One in four Londoners have witnessed support for extremism, according to a poll taken for the mayor’s office.
The poll indicated 25 percent of Londoners had personally witnessed views “promoting, endorsing or supporting extremism,” The Independent reported.
The survey also indicated close to two-thirds of Londoners would not know how to seek support over terror concerns. Less than 25 % said they were able to spot the signs of extremism.
Speaking to survivors of terror attacks, religious leaders and counter-radicalization activists, London’s Mayor Sadiq Khan said, “It’s clear that our ability as a country to tackle radicalization and violent extremism is simply not good enough, and this is putting our safety and security at risk.”
Khan took responsibility for this state of affairs, adding, “I don’t think there are things such as hard to reach communities, there is hard to reach government and we need to do a far better job at making sure we engage with all Londoners.”
He called for a “full and frank assessment” of existing counter-radicalization program, including the government’s premier program Prevent, saying it needed to be overhauled.
That program has been criticized by Muslims who feel targeted by it. Others say it sets the bar at levels that are far too low to be effective.
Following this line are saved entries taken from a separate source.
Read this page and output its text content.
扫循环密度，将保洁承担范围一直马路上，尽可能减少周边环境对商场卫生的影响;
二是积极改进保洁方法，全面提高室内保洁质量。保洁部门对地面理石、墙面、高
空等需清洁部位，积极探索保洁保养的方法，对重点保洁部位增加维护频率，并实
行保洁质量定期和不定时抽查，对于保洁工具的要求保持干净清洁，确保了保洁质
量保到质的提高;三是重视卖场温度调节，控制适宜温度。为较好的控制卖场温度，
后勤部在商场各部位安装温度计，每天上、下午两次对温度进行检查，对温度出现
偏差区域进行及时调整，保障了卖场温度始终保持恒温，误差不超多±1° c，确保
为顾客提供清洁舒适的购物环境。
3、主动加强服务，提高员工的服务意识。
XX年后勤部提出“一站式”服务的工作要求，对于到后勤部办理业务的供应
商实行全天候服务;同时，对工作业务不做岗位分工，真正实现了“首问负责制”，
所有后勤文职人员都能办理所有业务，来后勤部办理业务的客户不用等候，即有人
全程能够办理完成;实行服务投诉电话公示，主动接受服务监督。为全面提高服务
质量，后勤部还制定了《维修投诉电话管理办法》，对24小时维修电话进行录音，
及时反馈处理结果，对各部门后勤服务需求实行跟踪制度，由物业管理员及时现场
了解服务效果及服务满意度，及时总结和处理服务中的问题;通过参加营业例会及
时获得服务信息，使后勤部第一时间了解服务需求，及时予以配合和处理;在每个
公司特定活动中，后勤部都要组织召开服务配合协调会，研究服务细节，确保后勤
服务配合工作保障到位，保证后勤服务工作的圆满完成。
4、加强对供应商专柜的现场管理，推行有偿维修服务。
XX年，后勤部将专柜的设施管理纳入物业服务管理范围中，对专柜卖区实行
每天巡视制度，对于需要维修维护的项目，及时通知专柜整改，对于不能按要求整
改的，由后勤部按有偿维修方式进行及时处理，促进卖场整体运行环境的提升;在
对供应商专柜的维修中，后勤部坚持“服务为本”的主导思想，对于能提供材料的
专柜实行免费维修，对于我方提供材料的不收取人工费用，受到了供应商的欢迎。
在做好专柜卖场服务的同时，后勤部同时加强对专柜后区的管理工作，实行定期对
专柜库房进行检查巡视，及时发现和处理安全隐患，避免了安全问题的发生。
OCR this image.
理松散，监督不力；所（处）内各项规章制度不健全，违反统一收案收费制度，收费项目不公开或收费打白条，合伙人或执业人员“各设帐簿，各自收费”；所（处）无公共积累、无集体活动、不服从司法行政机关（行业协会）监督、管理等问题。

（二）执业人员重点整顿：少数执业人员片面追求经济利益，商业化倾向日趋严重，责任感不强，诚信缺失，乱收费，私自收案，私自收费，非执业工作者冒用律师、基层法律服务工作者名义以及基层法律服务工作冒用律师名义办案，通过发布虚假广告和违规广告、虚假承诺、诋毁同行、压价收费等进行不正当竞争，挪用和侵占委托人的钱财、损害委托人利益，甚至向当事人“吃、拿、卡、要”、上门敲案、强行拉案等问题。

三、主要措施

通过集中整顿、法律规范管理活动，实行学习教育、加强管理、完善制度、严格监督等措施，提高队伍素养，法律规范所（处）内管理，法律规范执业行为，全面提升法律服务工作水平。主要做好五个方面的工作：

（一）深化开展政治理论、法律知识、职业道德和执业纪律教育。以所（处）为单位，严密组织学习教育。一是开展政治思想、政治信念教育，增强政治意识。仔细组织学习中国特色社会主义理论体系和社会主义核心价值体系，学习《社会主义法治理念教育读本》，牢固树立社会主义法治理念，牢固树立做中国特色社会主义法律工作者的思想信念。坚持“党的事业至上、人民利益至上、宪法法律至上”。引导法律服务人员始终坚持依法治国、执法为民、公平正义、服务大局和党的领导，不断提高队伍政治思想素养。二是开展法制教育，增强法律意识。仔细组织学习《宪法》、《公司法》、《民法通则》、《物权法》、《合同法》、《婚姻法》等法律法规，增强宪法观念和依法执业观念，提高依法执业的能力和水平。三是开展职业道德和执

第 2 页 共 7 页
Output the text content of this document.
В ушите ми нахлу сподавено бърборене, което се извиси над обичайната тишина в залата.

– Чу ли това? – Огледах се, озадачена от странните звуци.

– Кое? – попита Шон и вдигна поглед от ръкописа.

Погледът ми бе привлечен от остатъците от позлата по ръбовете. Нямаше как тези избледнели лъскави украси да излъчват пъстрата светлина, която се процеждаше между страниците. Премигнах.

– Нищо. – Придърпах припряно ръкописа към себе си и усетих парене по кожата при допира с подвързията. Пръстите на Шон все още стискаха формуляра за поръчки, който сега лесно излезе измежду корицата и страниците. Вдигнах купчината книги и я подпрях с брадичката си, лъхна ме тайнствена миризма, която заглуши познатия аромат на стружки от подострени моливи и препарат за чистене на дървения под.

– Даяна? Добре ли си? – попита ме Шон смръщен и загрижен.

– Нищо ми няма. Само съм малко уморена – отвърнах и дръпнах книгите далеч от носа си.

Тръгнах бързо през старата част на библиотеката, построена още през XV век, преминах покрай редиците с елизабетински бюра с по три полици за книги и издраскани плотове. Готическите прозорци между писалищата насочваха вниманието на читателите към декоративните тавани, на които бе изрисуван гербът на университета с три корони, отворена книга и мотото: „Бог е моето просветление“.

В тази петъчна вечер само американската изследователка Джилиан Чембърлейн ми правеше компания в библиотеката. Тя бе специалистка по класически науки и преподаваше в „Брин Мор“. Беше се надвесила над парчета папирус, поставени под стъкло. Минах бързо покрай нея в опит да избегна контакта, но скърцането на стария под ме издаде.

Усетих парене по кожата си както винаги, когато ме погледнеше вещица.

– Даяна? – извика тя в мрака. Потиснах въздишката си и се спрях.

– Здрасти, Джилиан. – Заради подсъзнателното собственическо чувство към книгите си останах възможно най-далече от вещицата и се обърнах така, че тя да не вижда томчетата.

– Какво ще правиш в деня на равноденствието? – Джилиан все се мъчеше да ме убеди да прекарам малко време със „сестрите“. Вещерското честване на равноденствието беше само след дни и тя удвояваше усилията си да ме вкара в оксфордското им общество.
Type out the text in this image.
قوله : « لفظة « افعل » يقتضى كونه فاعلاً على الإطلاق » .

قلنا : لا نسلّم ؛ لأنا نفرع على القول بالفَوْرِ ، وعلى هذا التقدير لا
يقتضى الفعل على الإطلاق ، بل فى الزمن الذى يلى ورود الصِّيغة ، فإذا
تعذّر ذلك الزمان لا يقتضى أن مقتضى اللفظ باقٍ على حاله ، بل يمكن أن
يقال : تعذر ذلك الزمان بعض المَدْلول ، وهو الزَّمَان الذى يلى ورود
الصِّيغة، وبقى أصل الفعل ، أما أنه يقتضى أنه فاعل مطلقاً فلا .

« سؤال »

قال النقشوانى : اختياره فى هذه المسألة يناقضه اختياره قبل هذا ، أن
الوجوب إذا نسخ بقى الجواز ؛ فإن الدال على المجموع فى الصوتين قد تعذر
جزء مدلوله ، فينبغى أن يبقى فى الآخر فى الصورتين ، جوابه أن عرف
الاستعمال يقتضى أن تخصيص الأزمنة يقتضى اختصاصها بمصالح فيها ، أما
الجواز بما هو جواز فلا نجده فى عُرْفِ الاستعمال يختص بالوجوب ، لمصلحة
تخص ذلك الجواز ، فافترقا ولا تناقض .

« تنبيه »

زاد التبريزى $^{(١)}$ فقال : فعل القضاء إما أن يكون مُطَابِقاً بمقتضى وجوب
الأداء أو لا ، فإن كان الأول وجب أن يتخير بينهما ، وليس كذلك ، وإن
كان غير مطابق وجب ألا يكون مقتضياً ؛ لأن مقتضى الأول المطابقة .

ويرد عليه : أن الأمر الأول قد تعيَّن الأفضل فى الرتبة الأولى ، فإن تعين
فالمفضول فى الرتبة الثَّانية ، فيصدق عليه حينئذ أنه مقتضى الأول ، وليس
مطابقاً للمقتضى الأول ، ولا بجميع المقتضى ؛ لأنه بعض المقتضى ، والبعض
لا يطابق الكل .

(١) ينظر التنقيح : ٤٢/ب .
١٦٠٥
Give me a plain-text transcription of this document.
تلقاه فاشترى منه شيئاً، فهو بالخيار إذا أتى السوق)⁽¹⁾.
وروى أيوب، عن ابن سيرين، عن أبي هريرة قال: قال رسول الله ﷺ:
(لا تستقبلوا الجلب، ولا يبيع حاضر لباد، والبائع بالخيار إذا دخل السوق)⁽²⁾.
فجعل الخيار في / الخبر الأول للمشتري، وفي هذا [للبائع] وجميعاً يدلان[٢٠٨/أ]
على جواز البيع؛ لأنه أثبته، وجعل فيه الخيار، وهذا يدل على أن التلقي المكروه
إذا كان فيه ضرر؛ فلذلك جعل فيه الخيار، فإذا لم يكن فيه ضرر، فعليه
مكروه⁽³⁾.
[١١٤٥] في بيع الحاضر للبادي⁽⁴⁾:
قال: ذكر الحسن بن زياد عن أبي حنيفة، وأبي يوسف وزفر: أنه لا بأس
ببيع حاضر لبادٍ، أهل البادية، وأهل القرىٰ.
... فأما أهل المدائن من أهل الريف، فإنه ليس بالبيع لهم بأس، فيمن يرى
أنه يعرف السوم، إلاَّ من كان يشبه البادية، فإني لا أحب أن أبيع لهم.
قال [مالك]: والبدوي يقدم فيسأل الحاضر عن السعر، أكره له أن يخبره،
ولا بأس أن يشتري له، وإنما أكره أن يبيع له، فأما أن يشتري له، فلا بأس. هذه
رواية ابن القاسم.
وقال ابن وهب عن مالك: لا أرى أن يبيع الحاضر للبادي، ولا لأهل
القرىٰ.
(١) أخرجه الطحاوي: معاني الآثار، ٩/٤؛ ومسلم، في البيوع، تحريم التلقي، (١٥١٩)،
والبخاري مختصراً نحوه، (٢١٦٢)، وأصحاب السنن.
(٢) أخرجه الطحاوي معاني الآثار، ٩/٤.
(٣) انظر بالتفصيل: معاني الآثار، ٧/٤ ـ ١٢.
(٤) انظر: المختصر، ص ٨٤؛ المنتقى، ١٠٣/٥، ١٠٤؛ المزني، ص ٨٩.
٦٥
A review of the program by the government is set to begin in six months.
Khan said 18 terror plots were foiled last year alone.
“Every single day, the real and constant threat from violent extremism weighs heavily on all our minds,” he added. “The best way we can honor those we lost is not only to ensure we uphold and cherish the values the extremists most hate – democracy, justice, equality and openness to others – but to get much better at rooting out those who seek to spread these vile ideologies.”
As recognized by Clarion Project and our new program, Preventing Violent Extremism, Khan spoke to the need to stop the process of radicalization before people get “in the pipeline.”
Kahn rightly noted,
“If you look at the radicalization paths of far-right extremists, they’re very similar to the radicalization paths of Islamist groups. People not having a sense of belonging, being worried about the other, having a sense of grievance. And then somebody comes along, usually somebody who is charismatic, who diverts you away to the often nihilistic views that they’ve got as the solution … people are being radicalized and groomed in their bedrooms via the internet.”